Two layers in GPU part: host layer(nvcc-independent interface) and device(for advanced use, for sharing code compiled by nvcc):

namespace pcl::cuda (can depend on CUDA headers) or pcl::gpu (completely independent from CUDA, OpenCL support in future?).

namespace pcl::device for device layer, only headers.

Async operation support???

1.4 Keypoints and features

The name Feature is a bit misleading, since it has tons of meanings. Alternatives are Descriptor or FeatureDescription.

In the feature description, there is no need in separate FeatureFromNormals class and setNormals() method, since all the required channels are contained in one input. We still need separate setSearchSurface() though.

There exist different types of keypoints (corners, blobs, regions), so keypoint detector might return some meta-information besides the keypoint locations (scale, orientation etc.). Some channels of that meta-information are required by some descriptors. There are options how to deliver that information from keypoints to descriptor, but it should be easy to pass it if a user doesn’t change anything. This interface should be uniform to allow for switching implementations and automated benchmarking. Still one might want to set, say, custom orientations, different from what detector returned.

to be continued…

1.5 Data slices

Anything involving a slice of data should use std::size_t for indices and not int. E.g the indices of the inliers in RANSAC, the focused points in RANSAC …

1.6 RANSAC

Renaming the functions and internal variables: everything should be named with _src and _tgt: we have confusing names like indices_ and indices_tgt_ (and no indices_src_), setInputCloud and setInputTarget (duuh, everything is an input, it should be setTarget, setSource), in the code, a sample is named: selection, model_ and samples. getModelCoefficients is confusing with getModel (this one should be getBestSample).

no const-correctness all over, it’s pretty scary: all the get should be const, selectWithinDistance and so on too.

the getModel, getInliers function should not force you to fill a vector: you should just return a const reference to the internal vector: that could allow you to save a useless copy

some private members should be made protected in the sub sac models (like sac_model_registration) so that we can inherit from them.
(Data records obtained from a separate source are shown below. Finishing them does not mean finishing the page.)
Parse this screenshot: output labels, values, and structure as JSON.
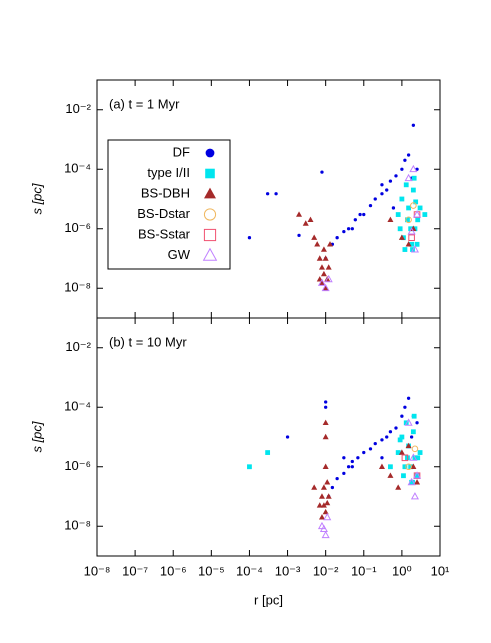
{
  "chart_data": [
    {
      "type": "scatter",
      "annotation": "(a) t = 1 Myr",
      "ylabel": "s [pc]",
      "log_scale": true,
      "legend": true,
      "legend_position": "upper left",
      "xlim": [
        1e-08,
        10
      ],
      "ylim": [
        1e-09,
        0.1
      ],
      "xticks": [
        1e-08,
        1e-07,
        1e-06,
        1e-05,
        0.0001,
        0.001,
        0.01,
        0.1,
        1,
        10
      ],
      "yticks": [
        {
          "value": 0.01,
          "label": "10⁻²"
        },
        {
          "value": 0.0001,
          "label": "10⁻⁴"
        },
        {
          "value": 1e-06,
          "label": "10⁻⁶"
        },
        {
          "value": 1e-08,
          "label": "10⁻⁸"
        }
      ],
      "series": [
        {
          "name": "DF",
          "color": "#0000e0",
          "marker": "dot",
          "x": [
            0.0001,
            0.0003,
            0.0005,
            0.002,
            0.008,
            0.01,
            0.015,
            0.02,
            0.03,
            0.04,
            0.06,
            0.08,
            0.1,
            0.15,
            0.2,
            0.3,
            0.4,
            0.5,
            0.7,
            1,
            1.2,
            1.5,
            2,
            2.5,
            1.8,
            0.6,
            0.3,
            0.05
          ],
          "values": [
            5e-07,
            1.5e-05,
            1.5e-05,
            6e-07,
            8e-05,
            1e-07,
            3e-07,
            5e-07,
            8e-07,
            1e-06,
            2e-06,
            3e-06,
            3e-06,
            6e-06,
            1e-05,
            1.5e-05,
            2e-05,
            4e-05,
            6e-05,
            0.0001,
            0.0002,
            0.0003,
            0.003,
            0.0001,
            5e-05,
            5e-06,
            3e-05,
            1e-06
          ]
        },
        {
          "name": "type I/II",
          "color": "#00e5ee",
          "marker": "square",
          "x": [
            0.8,
            1,
            1.2,
            1.5,
            1.8,
            2,
            2.2,
            2.5,
            3,
            1.1,
            1.4,
            1.7,
            2.1,
            2.6,
            0.9,
            1.3,
            1.9,
            2.3,
            4
          ],
          "values": [
            3e-06,
            1e-05,
            2e-07,
            5e-06,
            3e-07,
            2e-05,
            1e-06,
            3e-07,
            5e-06,
            5e-07,
            2e-06,
            1e-06,
            5e-05,
            2e-06,
            1e-06,
            3e-05,
            2e-07,
            8e-06,
            3e-06
          ]
        },
        {
          "name": "BS-DBH",
          "color": "#a52a2a",
          "marker": "triangle",
          "x": [
            0.002,
            0.003,
            0.004,
            0.005,
            0.006,
            0.007,
            0.008,
            0.009,
            0.01,
            0.011,
            0.012,
            0.008,
            0.009,
            0.01,
            0.013,
            0.007,
            0.5,
            1,
            2,
            1.5
          ],
          "values": [
            3e-06,
            1.5e-06,
            2e-06,
            5e-07,
            3e-07,
            1e-07,
            5e-08,
            3e-08,
            1e-08,
            2e-08,
            5e-08,
            1.5e-08,
            2e-07,
            1e-07,
            3e-07,
            2e-08,
            2e-06,
            5e-07,
            1e-06,
            3e-07
          ]
        },
        {
          "name": "BS-Dstar",
          "color": "#f0b860",
          "marker": "open-circle",
          "x": [
            1.5,
            2
          ],
          "values": [
            2e-06,
            6e-06
          ]
        },
        {
          "name": "BS-Sstar",
          "color": "#f05070",
          "marker": "open-square",
          "x": [
            1.8,
            2.5
          ],
          "values": [
            5e-07,
            3e-06
          ]
        },
        {
          "name": "GW",
          "color": "#c080ff",
          "marker": "open-triangle",
          "x": [
            0.008,
            0.01,
            0.012,
            1.5,
            2,
            2.5,
            1.8,
            2.2
          ],
          "values": [
            1.5e-08,
            1e-08,
            2e-08,
            5e-05,
            0.0001,
            3e-06,
            8e-07,
            2e-07
          ]
        }
      ]
    },
    {
      "type": "scatter",
      "annotation": "(b) t = 10 Myr",
      "ylabel": "s [pc]",
      "xlabel": "r [pc]",
      "log_scale": true,
      "legend": false,
      "xlim": [
        1e-08,
        10
      ],
      "ylim": [
        1e-09,
        0.1
      ],
      "xticks": [
        {
          "value": 1e-08,
          "label": "10⁻⁸"
        },
        {
          "value": 1e-07,
          "label": "10⁻⁷"
        },
        {
          "value": 1e-06,
          "label": "10⁻⁶"
        },
        {
          "value": 1e-05,
          "label": "10⁻⁵"
        },
        {
          "value": 0.0001,
          "label": "10⁻⁴"
        },
        {
          "value": 0.001,
          "label": "10⁻³"
        },
        {
          "value": 0.01,
          "label": "10⁻²"
        },
        {
          "value": 0.1,
          "label": "10⁻¹"
        },
        {
          "value": 1,
          "label": "10⁰"
        },
        {
          "value": 10,
          "label": "10¹"
        }
      ],
      "yticks": [
        {
          "value": 0.01,
          "label": "10⁻²"
        },
        {
          "value": 0.0001,
          "label": "10⁻⁴"
        },
        {
          "value": 1e-06,
          "label": "10⁻⁶"
        },
        {
          "value": 1e-08,
          "label": "10⁻⁸"
        }
      ],
      "series": [
        {
          "color": "#0000e0",
          "marker": "dot",
          "x": [
            0.001,
            0.01,
            0.01,
            0.012,
            0.015,
            0.02,
            0.03,
            0.04,
            0.05,
            0.07,
            0.1,
            0.15,
            0.2,
            0.3,
            0.4,
            0.5,
            0.7,
            1,
            1.2,
            1.5,
            2,
            2.5,
            1.8,
            0.8,
            0.3,
            0.05,
            0.03
          ],
          "values": [
            1e-05,
            0.00015,
            0.0001,
            1e-07,
            2e-07,
            4e-07,
            6e-07,
            1e-06,
            1.5e-06,
            2e-06,
            3e-06,
            4e-06,
            6e-06,
            8e-06,
            1e-05,
            1.5e-05,
            2e-05,
            5e-05,
            0.0001,
            0.0002,
            5e-05,
            3e-05,
            1e-05,
            3e-06,
            2e-06,
            1e-06,
            2e-06
          ]
        },
        {
          "color": "#00e5ee",
          "marker": "square",
          "x": [
            0.0001,
            0.0003,
            0.5,
            0.8,
            1,
            1.2,
            1.5,
            1.8,
            2,
            2.2,
            2.5,
            3,
            1.1,
            1.4,
            1.7,
            2.1,
            2.6,
            0.9,
            1.3,
            1.9
          ],
          "values": [
            1e-06,
            3e-06,
            1e-06,
            3e-06,
            1e-05,
            1e-06,
            5e-06,
            3e-07,
            1.5e-05,
            2e-06,
            5e-07,
            3e-06,
            5e-07,
            2e-06,
            1e-06,
            5e-05,
            2e-06,
            8e-06,
            3e-05,
            3e-07
          ]
        },
        {
          "color": "#a52a2a",
          "marker": "triangle",
          "x": [
            0.005,
            0.008,
            0.009,
            0.01,
            0.011,
            0.012,
            0.008,
            0.009,
            0.01,
            0.01,
            0.01,
            0.011,
            0.007,
            0.3,
            0.5,
            1,
            2,
            0.8,
            1.5,
            2.5
          ],
          "values": [
            2e-07,
            1e-07,
            5e-08,
            3e-08,
            6e-08,
            1e-07,
            2e-08,
            2e-07,
            3e-05,
            1e-05,
            1e-06,
            3e-07,
            5e-08,
            1e-06,
            5e-07,
            3e-06,
            1e-06,
            2e-07,
            5e-06,
            3e-07
          ]
        },
        {
          "color": "#f0b860",
          "marker": "open-circle",
          "x": [
            1.5,
            2.2
          ],
          "values": [
            1e-06,
            4e-06
          ]
        },
        {
          "color": "#f05070",
          "marker": "open-square",
          "x": [
            1.2,
            2.5
          ],
          "values": [
            2e-06,
            5e-07
          ]
        },
        {
          "color": "#c080ff",
          "marker": "open-triangle",
          "x": [
            0.008,
            0.01,
            0.011,
            0.009,
            1.5,
            2,
            2.5,
            1.8,
            2.2
          ],
          "values": [
            1e-08,
            5e-09,
            2e-08,
            8e-09,
            3e-05,
            2e-06,
            5e-07,
            3e-07,
            1e-07
          ]
        }
      ]
    }
  ]
}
the SampleConsensusModel should be independent from point clouds so that we can create our own model for whatever library. Then, the one used in the specialize models (like sac_model_registration and so on) should inherit from it and have constructors based on PointClouds like now. Maybe we should name those PclSampleConsensusModel or something (or have SampleConsensusModelBase and keep the naming for SampleConsensusModel).